Are You an Accredited Investor? Here’s How to Know For Sure

One of the major missions of the Securities and Exchange Commission (SEC) is to protect investors. The government doesn’t want anyone to risk their life savings in a vehicle that they either don’t understand or can’t absorb if there’s a loss. The title of “accredited investor” is major part of this.

In fact, the SEC maintains a series of so-called investor labels like this, all tied to an individual’s net worth and their understanding of the markets.

What is an Accredited Investor?

At a high level, accredited investors are those investors that are financially sophisticated to the point that they have a reduced need for protection by the SEC. Typically offered to private companies and high net worth individuals, accredited status is advantageous to those that meet the requirements because it expedites funding, opens up new capital raising avenues — including the sale of equity or debt securities without the need to register those securities with the SEC — and allows for different types of investment opportunities.

It isn’t too common, either.

On an individual level, there are just over 10 million households in the U.S. that qualify as accredited investors, according to the SEC.

How did they get there? Accredited investors satisfy one (or more) of the following requirements regarding income, net worth, asset size, governance status or professional experience as defined by Regulation D.

[Did you know… You don’t need to be accredited to invest in art with Masterworks. Learn more and get started today!]
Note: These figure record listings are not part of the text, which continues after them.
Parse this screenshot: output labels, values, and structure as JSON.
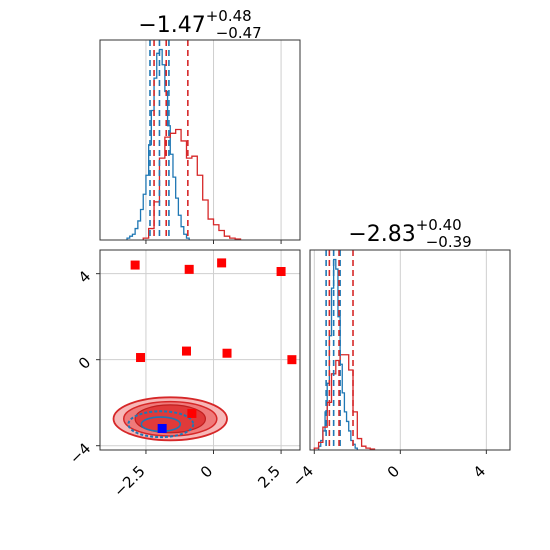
{
  "chart_data": [
    {
      "type": "histogram",
      "panel": "marginal-1",
      "title": {
        "value": "−1.47",
        "upper": "+0.48",
        "lower": "−0.47"
      },
      "xlim": [
        -4.2,
        3.2
      ],
      "ylim": [
        0,
        1.05
      ],
      "grid": true,
      "x_ticks": [
        -2.5,
        0.0,
        2.5
      ],
      "series": [
        {
          "color": "#1f77b4",
          "edges": [
            -3.2,
            -3.1,
            -3.0,
            -2.9,
            -2.8,
            -2.7,
            -2.6,
            -2.5,
            -2.4,
            -2.3,
            -2.2,
            -2.1,
            -2.0,
            -1.9,
            -1.8,
            -1.7,
            -1.6,
            -1.5,
            -1.4,
            -1.3,
            -1.2,
            -1.1,
            -1.0,
            -0.9
          ],
          "heights": [
            0.01,
            0.02,
            0.03,
            0.06,
            0.1,
            0.16,
            0.24,
            0.34,
            0.5,
            0.68,
            0.85,
            0.98,
            1.0,
            0.92,
            0.78,
            0.6,
            0.45,
            0.33,
            0.22,
            0.13,
            0.07,
            0.03,
            0.01
          ]
        },
        {
          "color": "#d62728",
          "edges": [
            -2.6,
            -2.4,
            -2.2,
            -2.0,
            -1.8,
            -1.6,
            -1.4,
            -1.2,
            -1.0,
            -0.8,
            -0.6,
            -0.4,
            -0.2,
            0.0,
            0.2,
            0.4,
            0.6,
            0.8,
            1.0
          ],
          "heights": [
            0.01,
            0.06,
            0.2,
            0.43,
            0.54,
            0.56,
            0.58,
            0.52,
            0.43,
            0.44,
            0.34,
            0.21,
            0.11,
            0.08,
            0.05,
            0.02,
            0.01,
            0.005
          ]
        }
      ],
      "quantile_lines": [
        {
          "color": "#1f77b4",
          "values": [
            -2.35,
            -2.0,
            -1.65
          ]
        },
        {
          "color": "#d62728",
          "values": [
            -2.2,
            -1.75,
            -0.95
          ]
        }
      ]
    },
    {
      "type": "histogram",
      "panel": "marginal-2",
      "title": {
        "value": "−2.83",
        "upper": "+0.40",
        "lower": "−0.39"
      },
      "xlim": [
        -4.2,
        5.1
      ],
      "ylim": [
        0,
        1.05
      ],
      "grid": true,
      "x_ticks": [
        -4,
        0,
        4
      ],
      "series": [
        {
          "color": "#1f77b4",
          "edges": [
            -3.8,
            -3.7,
            -3.6,
            -3.5,
            -3.4,
            -3.3,
            -3.2,
            -3.1,
            -3.0,
            -2.9,
            -2.8,
            -2.7,
            -2.6,
            -2.5,
            -2.4,
            -2.3,
            -2.2,
            -2.1,
            -2.0
          ],
          "heights": [
            0.02,
            0.05,
            0.1,
            0.2,
            0.35,
            0.6,
            0.85,
            1.0,
            0.95,
            0.7,
            0.45,
            0.3,
            0.2,
            0.15,
            0.1,
            0.05,
            0.03,
            0.01
          ]
        },
        {
          "color": "#d62728",
          "edges": [
            -4.0,
            -3.8,
            -3.6,
            -3.4,
            -3.2,
            -3.0,
            -2.8,
            -2.6,
            -2.4,
            -2.2,
            -2.0,
            -1.8,
            -1.6,
            -1.4,
            -1.2
          ],
          "heights": [
            0.01,
            0.04,
            0.12,
            0.25,
            0.4,
            0.47,
            0.5,
            0.5,
            0.42,
            0.2,
            0.06,
            0.02,
            0.01,
            0.005
          ]
        }
      ],
      "quantile_lines": [
        {
          "color": "#1f77b4",
          "values": [
            -3.45,
            -3.1,
            -2.8
          ]
        },
        {
          "color": "#d62728",
          "values": [
            -3.3,
            -2.85,
            -2.2
          ]
        }
      ]
    },
    {
      "type": "scatter",
      "panel": "joint",
      "xlim": [
        -4.2,
        3.2
      ],
      "ylim": [
        -4.2,
        5.1
      ],
      "grid": true,
      "x_ticks": [
        -2.5,
        0.0,
        2.5
      ],
      "y_ticks": [
        -4,
        0,
        4
      ],
      "red_squares": [
        [
          -2.9,
          4.4
        ],
        [
          -0.9,
          4.2
        ],
        [
          0.3,
          4.5
        ],
        [
          2.5,
          4.1
        ],
        [
          -2.7,
          0.1
        ],
        [
          -1.0,
          0.4
        ],
        [
          0.5,
          0.3
        ],
        [
          2.9,
          0.0
        ],
        [
          -0.8,
          -2.5
        ]
      ],
      "blue_square": [
        -1.9,
        -3.2
      ],
      "red_contours": {
        "center": [
          -1.6,
          -2.75
        ],
        "outer_radius": [
          2.1,
          1.0
        ],
        "inner_radius": [
          1.3,
          0.65
        ]
      },
      "blue_contours": {
        "center": [
          -1.95,
          -3.0
        ],
        "radius": [
          1.2,
          0.6
        ]
      }
    }
  ]
}
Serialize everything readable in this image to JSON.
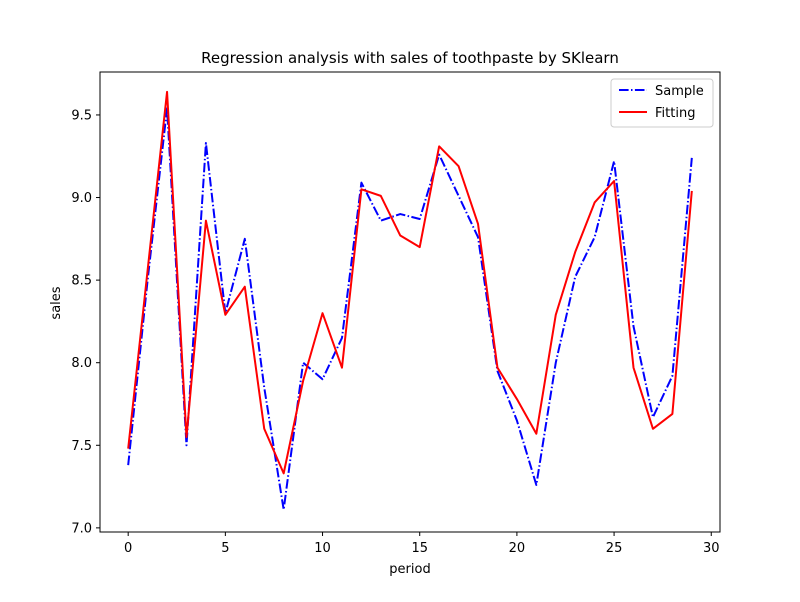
{
  "chart_data": {
    "type": "line",
    "title": "Regression analysis with sales of toothpaste by SKlearn",
    "xlabel": "period",
    "ylabel": "sales",
    "xlim": [
      -1.45,
      30.45
    ],
    "ylim": [
      6.975,
      9.76
    ],
    "xticks": [
      0,
      5,
      10,
      15,
      20,
      25,
      30
    ],
    "xtick_labels": [
      "0",
      "5",
      "10",
      "15",
      "20",
      "25",
      "30"
    ],
    "yticks": [
      7.0,
      7.5,
      8.0,
      8.5,
      9.0,
      9.5
    ],
    "ytick_labels": [
      "7.0",
      "7.5",
      "8.0",
      "8.5",
      "9.0",
      "9.5"
    ],
    "grid": false,
    "legend_position": "top-right",
    "x": [
      0,
      1,
      2,
      3,
      4,
      5,
      6,
      7,
      8,
      9,
      10,
      11,
      12,
      13,
      14,
      15,
      16,
      17,
      18,
      19,
      20,
      21,
      22,
      23,
      24,
      25,
      26,
      27,
      28,
      29
    ],
    "series": [
      {
        "name": "Sample",
        "color": "#0000ff",
        "line_style": "dashdot",
        "values": [
          7.38,
          8.5,
          9.54,
          7.5,
          9.33,
          8.3,
          8.75,
          7.85,
          7.11,
          8.0,
          7.9,
          8.15,
          9.09,
          8.86,
          8.9,
          8.87,
          9.26,
          9.01,
          8.76,
          7.95,
          7.65,
          7.26,
          8.0,
          8.52,
          8.76,
          9.22,
          8.22,
          7.67,
          7.92,
          9.24
        ]
      },
      {
        "name": "Fitting",
        "color": "#ff0000",
        "line_style": "solid",
        "values": [
          7.48,
          8.56,
          9.64,
          7.55,
          8.86,
          8.29,
          8.46,
          7.6,
          7.33,
          7.89,
          8.3,
          7.97,
          9.05,
          9.01,
          8.77,
          8.7,
          9.31,
          9.19,
          8.84,
          7.97,
          7.78,
          7.57,
          8.29,
          8.67,
          8.97,
          9.1,
          7.97,
          7.6,
          7.69,
          9.04
        ]
      }
    ]
  }
}
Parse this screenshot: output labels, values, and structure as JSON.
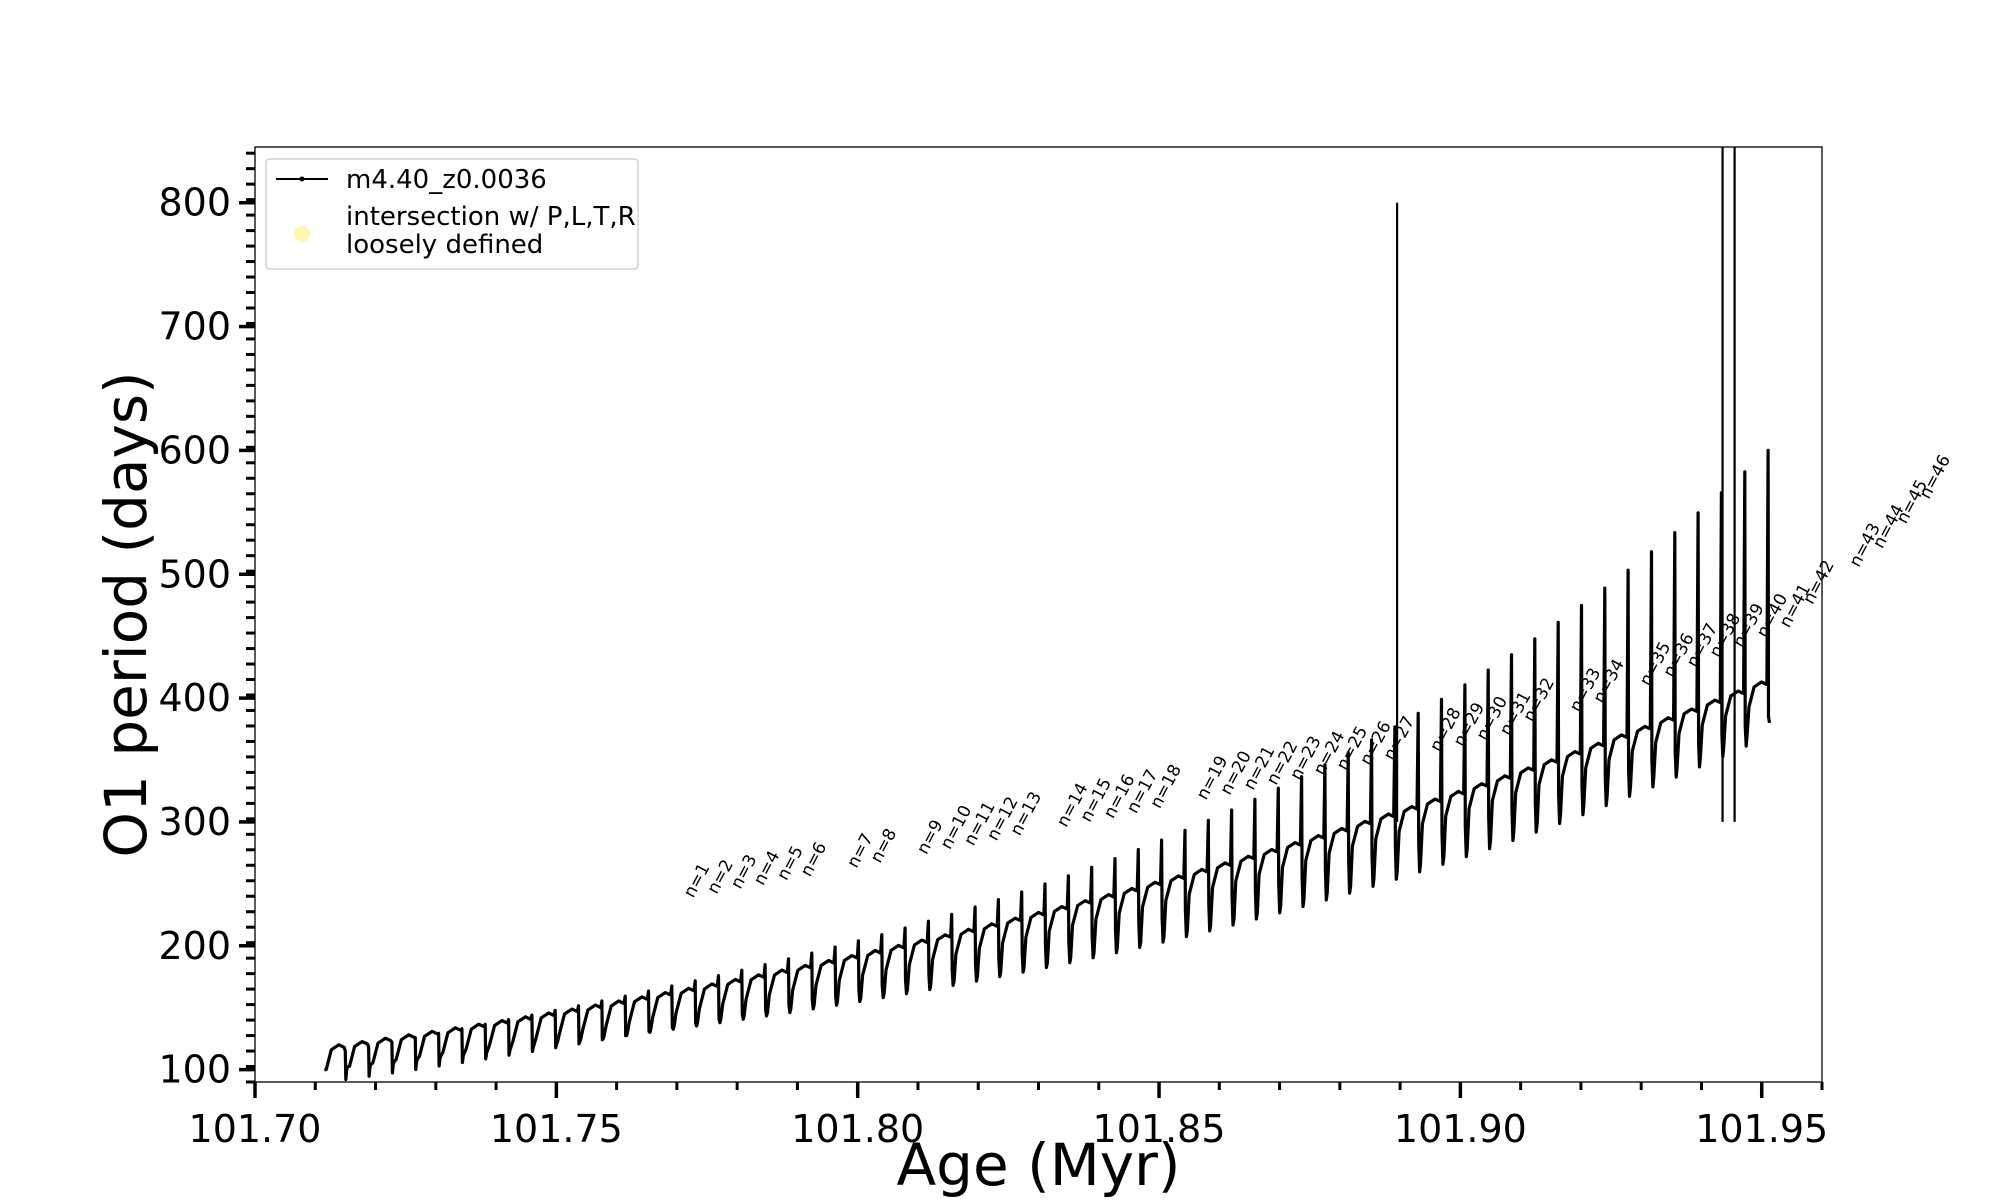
{
  "chart_data": {
    "type": "line",
    "xlabel": "Age (Myr)",
    "ylabel": "O1 period (days)",
    "xlim": [
      101.7,
      101.96
    ],
    "ylim": [
      90,
      845
    ],
    "xticks": [
      101.7,
      101.75,
      101.8,
      101.85,
      101.9,
      101.95
    ],
    "xtick_labels": [
      "101.70",
      "101.75",
      "101.80",
      "101.85",
      "101.90",
      "101.95"
    ],
    "yticks": [
      100,
      200,
      300,
      400,
      500,
      600,
      700,
      800
    ],
    "ytick_labels": [
      "100",
      "200",
      "300",
      "400",
      "500",
      "600",
      "700",
      "800"
    ],
    "grid": false,
    "legend": {
      "placement": "top-left",
      "entries": [
        {
          "label": "m4.40_z0.0036",
          "marker": "line-dot",
          "color": "#000000"
        },
        {
          "label": "intersection w/ P,L,T,R",
          "label2": "loosely defined",
          "marker": "circle",
          "color": "#fff7b0"
        }
      ]
    },
    "series": [
      {
        "name": "m4.40_z0.0036",
        "color": "#000000",
        "cycle_start_age": 101.7115,
        "cycle_step_myr": 0.00387,
        "n_cycles": 62,
        "baseline_period_start": 112,
        "baseline_period_end": 405,
        "peak_period_start": 115,
        "peak_period_end": 600,
        "trough_period_start": 100,
        "trough_period_end": 370,
        "spikes": [
          {
            "age": 101.8895,
            "period": 800
          },
          {
            "age": 101.9435,
            "period": 845
          },
          {
            "age": 101.9455,
            "period": 845
          }
        ]
      }
    ],
    "annotations": [
      {
        "text": "n=1",
        "age": 101.7727,
        "period": 238
      },
      {
        "text": "n=2",
        "age": 101.7766,
        "period": 241
      },
      {
        "text": "n=3",
        "age": 101.7805,
        "period": 245
      },
      {
        "text": "n=4",
        "age": 101.7843,
        "period": 248
      },
      {
        "text": "n=5",
        "age": 101.7882,
        "period": 252
      },
      {
        "text": "n=6",
        "age": 101.7921,
        "period": 255
      },
      {
        "text": "n=7",
        "age": 101.7998,
        "period": 262
      },
      {
        "text": "n=8",
        "age": 101.8037,
        "period": 266
      },
      {
        "text": "n=9",
        "age": 101.8114,
        "period": 273
      },
      {
        "text": "n=10",
        "age": 101.8153,
        "period": 277
      },
      {
        "text": "n=11",
        "age": 101.8192,
        "period": 280
      },
      {
        "text": "n=12",
        "age": 101.823,
        "period": 284
      },
      {
        "text": "n=13",
        "age": 101.8269,
        "period": 288
      },
      {
        "text": "n=14",
        "age": 101.8346,
        "period": 295
      },
      {
        "text": "n=15",
        "age": 101.8385,
        "period": 299
      },
      {
        "text": "n=16",
        "age": 101.8424,
        "period": 302
      },
      {
        "text": "n=17",
        "age": 101.8462,
        "period": 306
      },
      {
        "text": "n=18",
        "age": 101.8501,
        "period": 310
      },
      {
        "text": "n=19",
        "age": 101.8578,
        "period": 317
      },
      {
        "text": "n=20",
        "age": 101.8617,
        "period": 321
      },
      {
        "text": "n=21",
        "age": 101.8656,
        "period": 325
      },
      {
        "text": "n=22",
        "age": 101.8694,
        "period": 329
      },
      {
        "text": "n=23",
        "age": 101.8733,
        "period": 333
      },
      {
        "text": "n=24",
        "age": 101.8772,
        "period": 337
      },
      {
        "text": "n=25",
        "age": 101.881,
        "period": 341
      },
      {
        "text": "n=26",
        "age": 101.8849,
        "period": 345
      },
      {
        "text": "n=27",
        "age": 101.8888,
        "period": 349
      },
      {
        "text": "n=28",
        "age": 101.8965,
        "period": 356
      },
      {
        "text": "n=29",
        "age": 101.9004,
        "period": 360
      },
      {
        "text": "n=30",
        "age": 101.9042,
        "period": 365
      },
      {
        "text": "n=31",
        "age": 101.9081,
        "period": 369
      },
      {
        "text": "n=32",
        "age": 101.912,
        "period": 380
      },
      {
        "text": "n=33",
        "age": 101.9197,
        "period": 388
      },
      {
        "text": "n=34",
        "age": 101.9236,
        "period": 395
      },
      {
        "text": "n=35",
        "age": 101.9313,
        "period": 409
      },
      {
        "text": "n=36",
        "age": 101.9352,
        "period": 416
      },
      {
        "text": "n=37",
        "age": 101.9391,
        "period": 424
      },
      {
        "text": "n=38",
        "age": 101.9429,
        "period": 432
      },
      {
        "text": "n=39",
        "age": 101.9468,
        "period": 440
      },
      {
        "text": "n=40",
        "age": 101.9507,
        "period": 448
      },
      {
        "text": "n=41",
        "age": 101.9545,
        "period": 456
      },
      {
        "text": "n=42",
        "age": 101.9584,
        "period": 475
      },
      {
        "text": "n=43",
        "age": 101.9661,
        "period": 505
      },
      {
        "text": "n=44",
        "age": 101.97,
        "period": 520
      },
      {
        "text": "n=45",
        "age": 101.9739,
        "period": 540
      },
      {
        "text": "n=46",
        "age": 101.9777,
        "period": 560
      }
    ]
  }
}
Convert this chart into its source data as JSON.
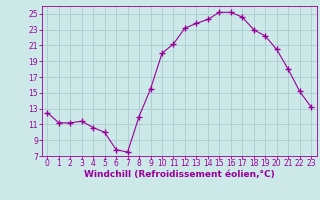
{
  "x": [
    0,
    1,
    2,
    3,
    4,
    5,
    6,
    7,
    8,
    9,
    10,
    11,
    12,
    13,
    14,
    15,
    16,
    17,
    18,
    19,
    20,
    21,
    22,
    23
  ],
  "y": [
    12.5,
    11.2,
    11.2,
    11.4,
    10.6,
    10.0,
    7.8,
    7.5,
    12.0,
    15.5,
    20.0,
    21.2,
    23.2,
    23.8,
    24.3,
    25.2,
    25.2,
    24.6,
    23.0,
    22.2,
    20.5,
    18.0,
    15.2,
    13.2
  ],
  "line_color": "#990099",
  "marker": "+",
  "marker_size": 4,
  "marker_lw": 1.0,
  "bg_color": "#cce8e8",
  "grid_color": "#aacccc",
  "xlabel": "Windchill (Refroidissement éolien,°C)",
  "xlim": [
    -0.5,
    23.5
  ],
  "ylim": [
    7,
    26
  ],
  "yticks": [
    7,
    9,
    11,
    13,
    15,
    17,
    19,
    21,
    23,
    25
  ],
  "xticks": [
    0,
    1,
    2,
    3,
    4,
    5,
    6,
    7,
    8,
    9,
    10,
    11,
    12,
    13,
    14,
    15,
    16,
    17,
    18,
    19,
    20,
    21,
    22,
    23
  ],
  "tick_color": "#990099",
  "label_color": "#990099",
  "spine_color": "#990099",
  "tick_fontsize": 5.5,
  "xlabel_fontsize": 6.5
}
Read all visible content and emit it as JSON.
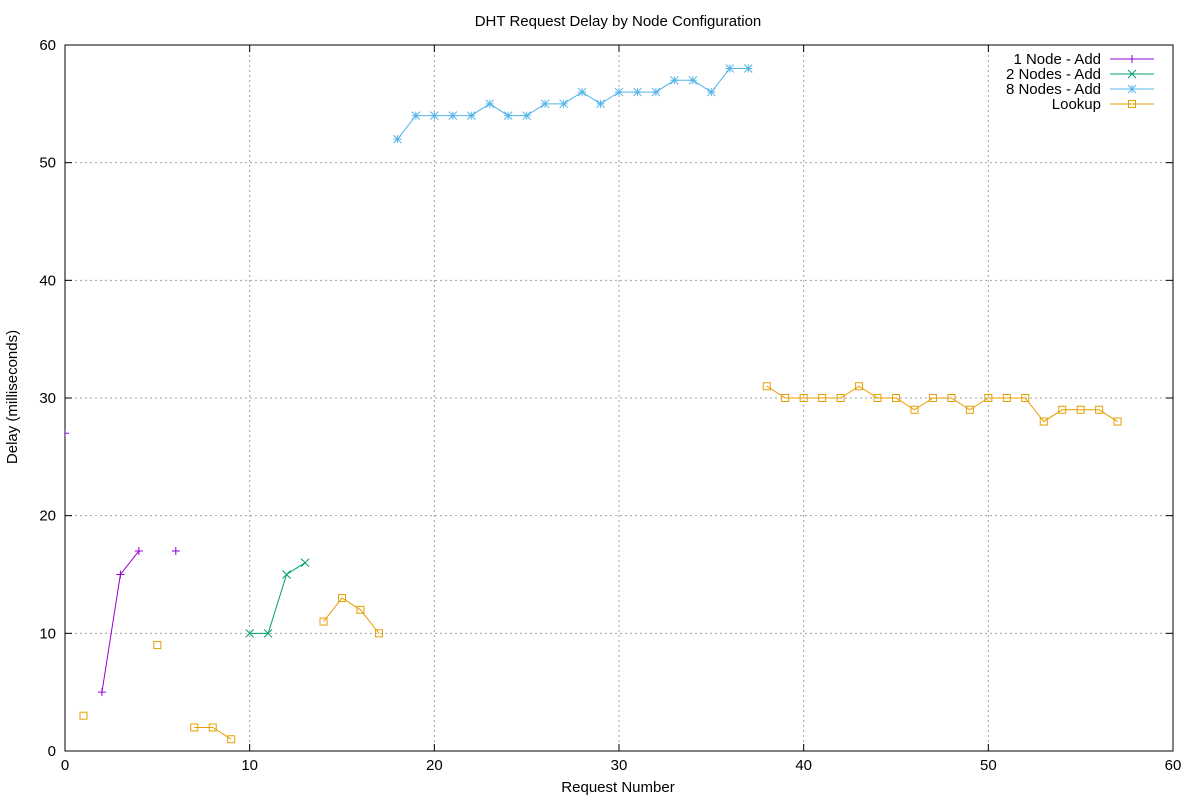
{
  "chart_data": {
    "type": "line",
    "title": "DHT Request Delay by Node Configuration",
    "xlabel": "Request Number",
    "ylabel": "Delay (milliseconds)",
    "xlim": [
      0,
      60
    ],
    "ylim": [
      0,
      60
    ],
    "xticks": [
      0,
      10,
      20,
      30,
      40,
      50,
      60
    ],
    "yticks": [
      0,
      10,
      20,
      30,
      40,
      50,
      60
    ],
    "grid": true,
    "legend_position": "top-right",
    "series": [
      {
        "name": "1 Node - Add",
        "color": "#9400d3",
        "marker": "plus",
        "segments": [
          [
            [
              0,
              27
            ]
          ],
          [
            [
              2,
              5
            ],
            [
              3,
              15
            ],
            [
              4,
              17
            ]
          ],
          [
            [
              6,
              17
            ]
          ]
        ]
      },
      {
        "name": "2 Nodes - Add",
        "color": "#009e73",
        "marker": "cross",
        "segments": [
          [
            [
              10,
              10
            ],
            [
              11,
              10
            ],
            [
              12,
              15
            ],
            [
              13,
              16
            ]
          ]
        ]
      },
      {
        "name": "8 Nodes - Add",
        "color": "#56b4e9",
        "marker": "star",
        "segments": [
          [
            [
              18,
              52
            ],
            [
              19,
              54
            ],
            [
              20,
              54
            ],
            [
              21,
              54
            ],
            [
              22,
              54
            ],
            [
              23,
              55
            ],
            [
              24,
              54
            ],
            [
              25,
              54
            ],
            [
              26,
              55
            ],
            [
              27,
              55
            ],
            [
              28,
              56
            ],
            [
              29,
              55
            ],
            [
              30,
              56
            ],
            [
              31,
              56
            ],
            [
              32,
              56
            ],
            [
              33,
              57
            ],
            [
              34,
              57
            ],
            [
              35,
              56
            ],
            [
              36,
              58
            ],
            [
              37,
              58
            ]
          ]
        ]
      },
      {
        "name": "Lookup",
        "color": "#e69f00",
        "marker": "square",
        "segments": [
          [
            [
              1,
              3
            ]
          ],
          [
            [
              5,
              9
            ]
          ],
          [
            [
              7,
              2
            ],
            [
              8,
              2
            ],
            [
              9,
              1
            ]
          ],
          [
            [
              14,
              11
            ],
            [
              15,
              13
            ],
            [
              16,
              12
            ],
            [
              17,
              10
            ]
          ],
          [
            [
              38,
              31
            ],
            [
              39,
              30
            ],
            [
              40,
              30
            ],
            [
              41,
              30
            ],
            [
              42,
              30
            ],
            [
              43,
              31
            ],
            [
              44,
              30
            ],
            [
              45,
              30
            ],
            [
              46,
              29
            ],
            [
              47,
              30
            ],
            [
              48,
              30
            ],
            [
              49,
              29
            ],
            [
              50,
              30
            ],
            [
              51,
              30
            ],
            [
              52,
              30
            ],
            [
              53,
              28
            ],
            [
              54,
              29
            ],
            [
              55,
              29
            ],
            [
              56,
              29
            ],
            [
              57,
              28
            ]
          ]
        ]
      }
    ]
  }
}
Examples of Accredited Investors

Here’s who they are.

Banks: “Any bank…or any savings and loan association or other institution…whether acting in its individual or fiduciary capacity; any broker or dealer registered…; any insurance company…; any investment company registered under the Investment Company Act of 1940 or a business development company…; any Small Business Investment Company licensed by the U.S. Small Business Administration…; any plan established and maintained by a state, its political subdivisions, or any agency or instrumentality of a state or its political subdivisions, for the benefit of its employees, if such plan has total assets in excess of $5,000,000; any employee benefit plan… if the investment decision is made by a plan fiduciary…which is either a bank, savings and loan association, insurance company, or registered investment adviser, or if the employee benefit plan has total assets in excess of $5,000,000 or, if a self-directed plan, with investment decisions made solely by persons that are accredited investors;”

Private Businesses: “Any private business development company as defined in section 202(a)(22) of the Investment Advisers Act of 1940;”

501(c)(3)s: “Any organization described in section 501(c)(3) of the Internal Revenue Code, corporation, Massachusetts or similar business trust, or partnership, not formed for the specific purpose of acquiring the securities offered, with total assets in excess of $5,000,000;”

Partners of the Issuer: “Any director, executive officer, or general partner of the issuer of the securities being offered or sold, or any director, executive officer, or general partner of a general partner of that issuer;”

High Net Worth Individuals: “Any natural person whose individual net worth, or joint net worth with that person’s spouse, exceeds $1,000,000.”

High income earners: “Any natural person who had an individual income in excess of $200,000 in each of the two most recent years or joint income with that person’s spouse in excess of $300,000 in each of those years and has a reasonable expectation of reaching the same income level in the current year;”

Large Trusts: “Any trust, with total assets in excess of $5,000,000, not formed for the specific purpose of acquiring the securities offered, whose purchase is directed by a sophisticated person as described in §230.506(b)(2)(ii); and”

Businesses with Qualifying Business Owners: “Any entity in which all of the equity owners are accredited investors.”

Although accredited investors enjoy certain privileges, there are still rules that apply.

For example, they must still abide by applicable state laws and they must still file a Form D disclosure document with the SEC after the first securities are sold.

Nonetheless, accredited investor status makes investing just a little bit easier for seasoned pros.